Housing Works, a longtime HIV-testing and AIDS-homelessness center founded in 1990 and based in New York, D.C, and Haiti, has become an inviting PrEP resource, too, offering free or subsidized PrEP, STI testing, and relevant support. More recently, there’s PrEP4All. Founded in 2018, it’s a group of “community members, healthcare professionals, lawyers, and academics all dedicated to increasing access to lifesaving HIV medication. Every member of PrEP4All has been personally affected by the HIV epidemic, and most of us rely on HIV medications every day.” In the tradition of ACT-UP’s risky albeit effective attacks on the U.S. government’s willingness—even, in some cases, hope—to see gay people die, PrEP4All organizes to lower the price of PrEP and “ensure universal access to HIV prevention and treatment.” In July 2023, the nonprofit announced a nearly $670,000 grant from the Elton John AIDS Foundation “to ensure equitable PrEP access for all in the United States.”

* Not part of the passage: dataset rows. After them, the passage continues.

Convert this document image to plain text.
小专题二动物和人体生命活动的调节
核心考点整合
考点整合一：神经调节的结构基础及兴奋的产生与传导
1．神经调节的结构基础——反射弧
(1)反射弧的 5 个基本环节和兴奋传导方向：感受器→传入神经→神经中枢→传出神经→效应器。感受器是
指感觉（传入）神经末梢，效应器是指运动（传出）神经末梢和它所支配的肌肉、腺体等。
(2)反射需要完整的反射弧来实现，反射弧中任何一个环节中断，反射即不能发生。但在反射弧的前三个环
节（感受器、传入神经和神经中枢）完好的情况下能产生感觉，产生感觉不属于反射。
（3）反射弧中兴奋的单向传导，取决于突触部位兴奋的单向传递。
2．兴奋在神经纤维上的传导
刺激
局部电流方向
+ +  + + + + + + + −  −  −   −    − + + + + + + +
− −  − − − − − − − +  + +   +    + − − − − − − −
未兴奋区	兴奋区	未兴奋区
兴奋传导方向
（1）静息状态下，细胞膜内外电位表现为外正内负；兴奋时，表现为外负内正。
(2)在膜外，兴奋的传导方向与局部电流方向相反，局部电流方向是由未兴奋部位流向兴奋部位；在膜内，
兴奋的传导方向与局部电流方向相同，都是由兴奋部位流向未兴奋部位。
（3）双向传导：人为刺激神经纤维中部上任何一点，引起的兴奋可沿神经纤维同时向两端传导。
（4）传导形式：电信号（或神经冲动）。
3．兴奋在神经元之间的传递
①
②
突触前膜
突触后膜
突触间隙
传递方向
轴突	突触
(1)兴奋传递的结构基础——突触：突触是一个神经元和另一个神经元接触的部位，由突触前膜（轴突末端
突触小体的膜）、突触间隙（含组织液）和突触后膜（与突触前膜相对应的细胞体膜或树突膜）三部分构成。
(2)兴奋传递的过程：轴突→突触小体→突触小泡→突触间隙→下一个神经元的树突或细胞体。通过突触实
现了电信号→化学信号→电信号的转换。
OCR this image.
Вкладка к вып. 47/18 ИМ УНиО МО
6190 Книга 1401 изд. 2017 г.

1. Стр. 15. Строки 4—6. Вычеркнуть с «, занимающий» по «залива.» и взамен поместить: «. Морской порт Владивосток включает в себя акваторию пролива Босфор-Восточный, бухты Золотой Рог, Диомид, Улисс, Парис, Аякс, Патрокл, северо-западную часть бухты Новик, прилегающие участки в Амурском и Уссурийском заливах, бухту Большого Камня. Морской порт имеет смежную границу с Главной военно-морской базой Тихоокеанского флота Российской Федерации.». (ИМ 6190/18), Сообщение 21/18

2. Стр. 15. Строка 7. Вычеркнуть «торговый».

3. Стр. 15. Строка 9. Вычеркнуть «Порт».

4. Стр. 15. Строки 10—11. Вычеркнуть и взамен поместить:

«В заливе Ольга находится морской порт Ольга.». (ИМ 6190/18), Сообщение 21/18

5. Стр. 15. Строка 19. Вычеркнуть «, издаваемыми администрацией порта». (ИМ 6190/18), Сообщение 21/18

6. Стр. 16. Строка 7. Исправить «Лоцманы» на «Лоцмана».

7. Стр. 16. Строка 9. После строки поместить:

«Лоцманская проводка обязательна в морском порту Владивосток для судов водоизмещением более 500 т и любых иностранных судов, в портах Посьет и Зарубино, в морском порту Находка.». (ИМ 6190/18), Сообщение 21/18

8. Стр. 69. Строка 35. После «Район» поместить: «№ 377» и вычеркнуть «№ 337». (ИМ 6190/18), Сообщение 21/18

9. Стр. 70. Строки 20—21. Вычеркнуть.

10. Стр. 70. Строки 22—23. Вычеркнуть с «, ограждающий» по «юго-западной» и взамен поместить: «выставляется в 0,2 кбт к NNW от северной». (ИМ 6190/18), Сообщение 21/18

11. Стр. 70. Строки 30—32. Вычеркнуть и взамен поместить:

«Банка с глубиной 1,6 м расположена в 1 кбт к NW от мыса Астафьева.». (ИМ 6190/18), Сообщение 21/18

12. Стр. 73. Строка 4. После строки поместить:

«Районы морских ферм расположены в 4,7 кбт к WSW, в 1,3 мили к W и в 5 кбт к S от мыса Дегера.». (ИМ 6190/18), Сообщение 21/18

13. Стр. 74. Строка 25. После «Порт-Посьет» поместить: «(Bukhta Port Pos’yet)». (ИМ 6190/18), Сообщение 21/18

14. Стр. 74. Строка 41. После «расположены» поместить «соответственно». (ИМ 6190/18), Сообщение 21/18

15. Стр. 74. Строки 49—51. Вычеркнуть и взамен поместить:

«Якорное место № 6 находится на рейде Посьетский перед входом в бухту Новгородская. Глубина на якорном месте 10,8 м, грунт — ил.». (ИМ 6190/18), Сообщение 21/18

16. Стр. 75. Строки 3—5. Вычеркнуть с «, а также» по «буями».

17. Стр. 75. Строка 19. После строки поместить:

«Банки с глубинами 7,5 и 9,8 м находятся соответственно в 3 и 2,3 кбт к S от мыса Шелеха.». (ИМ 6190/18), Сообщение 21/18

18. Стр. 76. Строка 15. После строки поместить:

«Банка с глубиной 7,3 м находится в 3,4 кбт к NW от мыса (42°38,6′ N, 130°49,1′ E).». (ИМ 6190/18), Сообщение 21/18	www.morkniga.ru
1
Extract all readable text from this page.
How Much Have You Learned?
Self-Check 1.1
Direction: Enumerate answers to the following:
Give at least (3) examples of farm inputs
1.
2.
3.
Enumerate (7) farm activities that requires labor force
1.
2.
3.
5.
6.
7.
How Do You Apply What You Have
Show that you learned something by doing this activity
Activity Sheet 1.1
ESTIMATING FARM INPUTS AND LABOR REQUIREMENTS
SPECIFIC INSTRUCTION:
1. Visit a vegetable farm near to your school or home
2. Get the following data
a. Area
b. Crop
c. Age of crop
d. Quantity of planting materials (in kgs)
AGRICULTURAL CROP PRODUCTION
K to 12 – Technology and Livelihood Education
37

As for my own access to Descovy, I stumbled five years ago upon the Patient Advocate Foundation’s Co-Pay Relief Program, which was started in 2004 by one Nancy Davenport-Ennis, who, with a volunteer staff, wrangled funding for patients who couldn’t afford their drugs and grew to offer small annual grants to those with manifold life-or-death expenses. I was fortunate to have excavated this workaround help. It’s shameful that patient advocate relief must continue.
I’d build a utopian health world with bricks like these, bottom-up, not giving up, but insinuating everywhere. Sure, I’ll go to the mat for a single-payer system, but we must survive in the very mean meantime, not only here but worldwide.
None of the grown and mushrooming mutual aid networks like those above could figure themselves without driven caregivers, thinkers, grievers. In a reverse interview, because Dr. Kwong, my bedrock, usually asks me the patient questions, I wanted to know what made him the relentless advocate he is. “I grew up in the San Francisco Bay Area and was part of the volunteer buddy program, where you would go and visit or get assigned a buddy who was living with HIV,” he told me. “And part of my initial interest or connective, you know, affinity for this was because at the time I was in my late teens and had just come out to my family.”
“Is there something, or a fantasy, you have that would make HIV health care a whole lot better?”
“Just a basic step is to talk and ask about HIV. Because, you know, you’re talking about screening or testing as part of routine care, and even though it is a recommended practice, people don’t do it.”
When he addresses audiences, which he does a lot, he says that only “a handful” have been offered an HIV test.
“We need to really focus on that, as they say, ending the epidemic.”
Fury and gratitude move my HIV seesaw. I didn’t ask him, and I hope it’s not unprofessional to say, but I like to imagine Dr. Kwong is pleased I’m an old gay guy having sex. I wish everyone else who wants to can do the same.